Enquanto as manobras prosseguem e os bombardeios entre separatistas e exército ucraniano no leste do país fazem crescer temores de ofensiva, o Ocidente continua a dar como certo o risco de invasão russa. O presidente norte-americano disse, na sexta-feira, que os EUA tinham "razões para acreditar" que o Kremlin estava a levar a cabo uma "operação de bandeira falsa" para ter um argumento para invadir os vizinhos. O secretário-geral da NATO, aliança militar transatlântica com Washington à cabeça, tinha dito o mesmo um dia antes: "Estamos preocupados que a Rússia esteja a tentar encenar um pretexto para um ataque armado contra a Ucrânia". E o primeiro-ministro britânico continua a subir o tom: depois de ter descrito o ataque numa creche em Donbass como uma "operação de bandeira falsa" destinada a desacreditar o governo ucraniano e "criar um pretexto para a ação russa", Boris Johnson acusou hoje a Rússia de planear "a maior guerra na Europa desde 1945".
Do lado de Kiev, o presidente Volodymyr Zelensky apelou a "um cessar-fogo imediato", horas depois de, num telefonema com o homólogo francês, ter garantido que não responderia a "provocações" da Rússia na linha de frente com os separatistas e pedido a Macron para expressar a Putin "a disponibilidade da Ucrânia para o diálogo."
Criar manobras para intervir
Numa operação de "bandeira falsa", o autor da agressão mascara-se de um inimigo para criar a impressão de que foi este o causador da atrocidade.

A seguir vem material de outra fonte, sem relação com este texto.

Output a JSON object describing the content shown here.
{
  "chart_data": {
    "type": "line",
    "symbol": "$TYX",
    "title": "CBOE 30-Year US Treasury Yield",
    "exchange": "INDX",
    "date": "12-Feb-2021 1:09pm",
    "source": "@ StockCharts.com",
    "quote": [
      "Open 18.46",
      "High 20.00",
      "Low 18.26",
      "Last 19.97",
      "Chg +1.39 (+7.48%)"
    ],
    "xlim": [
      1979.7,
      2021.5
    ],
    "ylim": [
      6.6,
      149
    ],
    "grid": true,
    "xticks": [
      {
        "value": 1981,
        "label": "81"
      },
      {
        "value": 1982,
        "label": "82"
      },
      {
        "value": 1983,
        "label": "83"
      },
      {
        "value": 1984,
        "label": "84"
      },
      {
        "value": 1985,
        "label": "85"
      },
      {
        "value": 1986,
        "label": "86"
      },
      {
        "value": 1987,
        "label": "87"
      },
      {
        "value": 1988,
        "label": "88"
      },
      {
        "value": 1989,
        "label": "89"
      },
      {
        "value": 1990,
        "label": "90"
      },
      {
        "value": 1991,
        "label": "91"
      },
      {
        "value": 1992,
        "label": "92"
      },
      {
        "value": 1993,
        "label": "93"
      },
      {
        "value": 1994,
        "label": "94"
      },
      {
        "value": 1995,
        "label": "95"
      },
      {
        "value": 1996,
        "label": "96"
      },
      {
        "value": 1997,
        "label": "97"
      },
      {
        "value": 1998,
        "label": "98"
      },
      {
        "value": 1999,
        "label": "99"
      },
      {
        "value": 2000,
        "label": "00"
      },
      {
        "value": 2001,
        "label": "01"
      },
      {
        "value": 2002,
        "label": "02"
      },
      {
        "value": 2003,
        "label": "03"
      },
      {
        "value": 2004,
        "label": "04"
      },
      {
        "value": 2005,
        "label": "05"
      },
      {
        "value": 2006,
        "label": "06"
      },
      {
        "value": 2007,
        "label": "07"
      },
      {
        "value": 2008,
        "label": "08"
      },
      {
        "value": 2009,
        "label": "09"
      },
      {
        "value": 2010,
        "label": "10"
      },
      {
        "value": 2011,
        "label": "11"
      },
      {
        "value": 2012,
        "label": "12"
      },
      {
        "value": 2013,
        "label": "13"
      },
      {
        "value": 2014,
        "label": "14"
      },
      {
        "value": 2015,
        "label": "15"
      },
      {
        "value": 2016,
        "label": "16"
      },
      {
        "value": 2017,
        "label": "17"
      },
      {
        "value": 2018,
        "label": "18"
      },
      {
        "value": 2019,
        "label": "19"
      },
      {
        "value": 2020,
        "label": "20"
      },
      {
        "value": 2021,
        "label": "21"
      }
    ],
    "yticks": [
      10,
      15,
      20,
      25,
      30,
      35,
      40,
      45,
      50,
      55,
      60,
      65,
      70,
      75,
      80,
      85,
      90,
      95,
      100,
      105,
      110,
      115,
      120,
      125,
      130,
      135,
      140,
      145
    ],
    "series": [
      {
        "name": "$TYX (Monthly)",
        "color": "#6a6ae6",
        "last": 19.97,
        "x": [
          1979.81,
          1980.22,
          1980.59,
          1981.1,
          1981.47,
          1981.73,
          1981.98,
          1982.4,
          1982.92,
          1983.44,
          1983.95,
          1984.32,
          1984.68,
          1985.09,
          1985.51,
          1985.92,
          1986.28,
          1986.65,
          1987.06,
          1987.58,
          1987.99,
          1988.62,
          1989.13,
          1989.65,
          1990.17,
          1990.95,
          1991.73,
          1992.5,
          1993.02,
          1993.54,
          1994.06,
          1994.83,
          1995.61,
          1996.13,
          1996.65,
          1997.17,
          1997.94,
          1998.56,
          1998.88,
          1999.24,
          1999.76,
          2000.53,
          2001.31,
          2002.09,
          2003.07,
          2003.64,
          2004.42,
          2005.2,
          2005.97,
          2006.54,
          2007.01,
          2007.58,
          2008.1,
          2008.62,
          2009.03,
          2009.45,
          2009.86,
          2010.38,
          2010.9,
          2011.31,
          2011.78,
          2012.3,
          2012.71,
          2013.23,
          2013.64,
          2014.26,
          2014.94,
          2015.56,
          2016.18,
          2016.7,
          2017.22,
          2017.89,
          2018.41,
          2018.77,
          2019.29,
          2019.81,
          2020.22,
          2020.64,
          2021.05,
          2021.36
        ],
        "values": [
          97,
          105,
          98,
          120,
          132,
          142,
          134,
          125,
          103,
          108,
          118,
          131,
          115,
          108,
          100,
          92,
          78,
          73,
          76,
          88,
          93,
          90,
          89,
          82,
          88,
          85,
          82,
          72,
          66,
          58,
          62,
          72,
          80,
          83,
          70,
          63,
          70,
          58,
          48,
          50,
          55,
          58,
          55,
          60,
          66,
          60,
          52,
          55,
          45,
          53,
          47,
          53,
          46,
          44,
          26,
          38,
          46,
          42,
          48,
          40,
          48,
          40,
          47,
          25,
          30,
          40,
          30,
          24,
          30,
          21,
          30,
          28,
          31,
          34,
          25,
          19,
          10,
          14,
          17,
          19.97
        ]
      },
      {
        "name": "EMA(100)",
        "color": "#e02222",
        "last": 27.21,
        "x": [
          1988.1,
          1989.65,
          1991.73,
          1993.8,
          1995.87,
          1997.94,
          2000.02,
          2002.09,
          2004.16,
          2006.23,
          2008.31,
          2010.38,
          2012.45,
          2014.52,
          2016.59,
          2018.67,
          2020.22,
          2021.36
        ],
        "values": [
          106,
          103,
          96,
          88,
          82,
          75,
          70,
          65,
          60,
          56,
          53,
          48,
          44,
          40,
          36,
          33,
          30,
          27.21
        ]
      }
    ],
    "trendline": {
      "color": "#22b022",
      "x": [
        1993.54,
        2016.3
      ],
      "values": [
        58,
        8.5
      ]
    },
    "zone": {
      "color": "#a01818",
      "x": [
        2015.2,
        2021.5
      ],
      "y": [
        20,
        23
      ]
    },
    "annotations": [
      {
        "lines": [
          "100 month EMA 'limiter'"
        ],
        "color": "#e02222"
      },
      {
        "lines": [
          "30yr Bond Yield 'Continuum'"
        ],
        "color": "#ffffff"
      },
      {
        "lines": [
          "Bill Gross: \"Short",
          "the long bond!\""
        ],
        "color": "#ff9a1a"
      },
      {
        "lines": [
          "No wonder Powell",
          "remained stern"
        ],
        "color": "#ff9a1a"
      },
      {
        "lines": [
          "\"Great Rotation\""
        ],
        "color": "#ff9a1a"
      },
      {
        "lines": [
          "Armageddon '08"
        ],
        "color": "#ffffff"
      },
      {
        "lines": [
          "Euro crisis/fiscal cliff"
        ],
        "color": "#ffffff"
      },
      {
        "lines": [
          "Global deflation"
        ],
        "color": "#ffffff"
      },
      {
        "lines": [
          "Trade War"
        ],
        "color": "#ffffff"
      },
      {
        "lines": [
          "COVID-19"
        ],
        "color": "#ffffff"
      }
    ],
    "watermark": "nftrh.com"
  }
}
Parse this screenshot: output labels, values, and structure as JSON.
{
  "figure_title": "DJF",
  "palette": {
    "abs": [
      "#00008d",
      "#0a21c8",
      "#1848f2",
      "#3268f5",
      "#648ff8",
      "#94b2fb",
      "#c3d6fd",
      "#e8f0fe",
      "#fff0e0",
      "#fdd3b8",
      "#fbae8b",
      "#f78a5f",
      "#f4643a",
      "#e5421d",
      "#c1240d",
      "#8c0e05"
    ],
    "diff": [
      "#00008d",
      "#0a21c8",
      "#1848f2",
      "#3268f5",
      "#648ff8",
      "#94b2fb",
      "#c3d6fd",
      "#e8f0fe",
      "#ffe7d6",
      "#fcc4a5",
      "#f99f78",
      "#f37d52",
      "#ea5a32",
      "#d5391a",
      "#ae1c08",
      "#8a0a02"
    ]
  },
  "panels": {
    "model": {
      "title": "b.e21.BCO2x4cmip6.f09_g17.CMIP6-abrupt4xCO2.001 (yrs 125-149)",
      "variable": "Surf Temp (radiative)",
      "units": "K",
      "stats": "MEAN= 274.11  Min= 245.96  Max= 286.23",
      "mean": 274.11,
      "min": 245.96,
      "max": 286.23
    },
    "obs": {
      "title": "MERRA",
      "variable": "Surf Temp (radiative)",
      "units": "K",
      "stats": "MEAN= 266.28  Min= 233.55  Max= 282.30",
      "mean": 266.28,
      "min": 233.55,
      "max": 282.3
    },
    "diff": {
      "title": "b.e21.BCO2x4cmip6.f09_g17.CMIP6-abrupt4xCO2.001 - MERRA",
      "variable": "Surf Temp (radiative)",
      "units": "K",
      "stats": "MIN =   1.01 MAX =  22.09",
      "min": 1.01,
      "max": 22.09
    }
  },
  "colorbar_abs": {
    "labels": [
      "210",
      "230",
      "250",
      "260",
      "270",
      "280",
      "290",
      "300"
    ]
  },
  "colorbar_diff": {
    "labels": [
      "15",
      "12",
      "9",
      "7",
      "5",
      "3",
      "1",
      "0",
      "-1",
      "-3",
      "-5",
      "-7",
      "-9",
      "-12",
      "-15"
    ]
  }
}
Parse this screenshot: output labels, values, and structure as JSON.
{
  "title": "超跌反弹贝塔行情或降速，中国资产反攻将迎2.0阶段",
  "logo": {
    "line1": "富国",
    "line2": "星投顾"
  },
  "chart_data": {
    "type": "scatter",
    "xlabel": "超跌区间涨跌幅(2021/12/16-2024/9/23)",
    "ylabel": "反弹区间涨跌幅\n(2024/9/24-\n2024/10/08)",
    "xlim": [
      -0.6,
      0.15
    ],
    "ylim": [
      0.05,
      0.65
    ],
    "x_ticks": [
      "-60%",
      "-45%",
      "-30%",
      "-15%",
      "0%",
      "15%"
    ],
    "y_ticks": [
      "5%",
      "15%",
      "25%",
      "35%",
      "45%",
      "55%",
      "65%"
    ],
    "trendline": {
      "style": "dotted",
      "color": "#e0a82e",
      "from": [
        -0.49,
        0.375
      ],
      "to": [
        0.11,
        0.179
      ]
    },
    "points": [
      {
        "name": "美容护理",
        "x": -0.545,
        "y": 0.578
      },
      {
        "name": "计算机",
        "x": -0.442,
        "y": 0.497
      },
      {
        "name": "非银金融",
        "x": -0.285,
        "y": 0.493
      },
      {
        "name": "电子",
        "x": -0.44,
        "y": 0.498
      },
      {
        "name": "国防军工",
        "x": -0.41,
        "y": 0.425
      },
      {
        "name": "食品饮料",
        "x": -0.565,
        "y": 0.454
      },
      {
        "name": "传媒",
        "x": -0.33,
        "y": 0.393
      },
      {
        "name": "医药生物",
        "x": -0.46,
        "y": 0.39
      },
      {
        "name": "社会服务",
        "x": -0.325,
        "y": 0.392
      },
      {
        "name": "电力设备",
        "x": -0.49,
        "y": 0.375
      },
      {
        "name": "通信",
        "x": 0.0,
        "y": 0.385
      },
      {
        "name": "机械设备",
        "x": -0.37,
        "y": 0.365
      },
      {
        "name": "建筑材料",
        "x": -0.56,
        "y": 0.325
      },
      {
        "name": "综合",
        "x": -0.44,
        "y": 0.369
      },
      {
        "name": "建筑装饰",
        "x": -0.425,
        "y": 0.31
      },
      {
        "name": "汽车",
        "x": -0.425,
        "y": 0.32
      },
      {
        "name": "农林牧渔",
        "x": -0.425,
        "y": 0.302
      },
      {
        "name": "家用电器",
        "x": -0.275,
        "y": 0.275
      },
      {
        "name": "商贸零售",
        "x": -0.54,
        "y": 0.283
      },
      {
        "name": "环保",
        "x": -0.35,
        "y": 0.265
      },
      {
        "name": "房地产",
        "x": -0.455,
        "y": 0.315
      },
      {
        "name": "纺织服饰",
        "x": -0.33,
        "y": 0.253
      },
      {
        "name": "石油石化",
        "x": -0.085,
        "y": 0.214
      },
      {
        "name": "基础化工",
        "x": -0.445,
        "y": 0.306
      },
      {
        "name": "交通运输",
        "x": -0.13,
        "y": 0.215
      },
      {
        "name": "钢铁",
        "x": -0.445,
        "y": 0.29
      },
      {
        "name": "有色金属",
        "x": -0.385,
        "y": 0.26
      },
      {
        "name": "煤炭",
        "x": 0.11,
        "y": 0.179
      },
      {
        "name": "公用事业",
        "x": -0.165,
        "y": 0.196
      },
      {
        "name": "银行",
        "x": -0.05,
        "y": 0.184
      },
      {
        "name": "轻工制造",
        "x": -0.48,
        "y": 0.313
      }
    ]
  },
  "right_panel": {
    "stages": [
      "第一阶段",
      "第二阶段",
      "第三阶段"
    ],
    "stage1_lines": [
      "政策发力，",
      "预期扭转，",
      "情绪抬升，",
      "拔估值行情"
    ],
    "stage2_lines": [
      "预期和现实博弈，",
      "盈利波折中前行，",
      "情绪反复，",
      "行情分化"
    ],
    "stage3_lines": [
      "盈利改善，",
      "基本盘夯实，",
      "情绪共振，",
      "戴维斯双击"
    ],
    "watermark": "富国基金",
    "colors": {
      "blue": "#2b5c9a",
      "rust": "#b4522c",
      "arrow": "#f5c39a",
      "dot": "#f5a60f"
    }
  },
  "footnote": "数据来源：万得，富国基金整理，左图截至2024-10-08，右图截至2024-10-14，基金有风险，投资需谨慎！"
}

O nome da tática, comum nos anos da Guerra Fria, tem origem numa manobra naval, em que um barco usa uma bandeira de outro país para enganar os inimigos.
O que na prática acusam os líder ocidentais é que os russos estão a criar manobras para poderem justificar as suas operações, fabricando situações de perigo e surgindo como heróis e salvadores. A isso chama-se operação de "bandeira falsa", quando o autor da agressão se mascara de um inimigo para criar a impressão de que foi este o causador da atrocidade. O nome da tática, comum nos anos da Guerra Fria, tem origem numa manobra naval, em que um barco usa uma bandeira de outro país para enganar os inimigos.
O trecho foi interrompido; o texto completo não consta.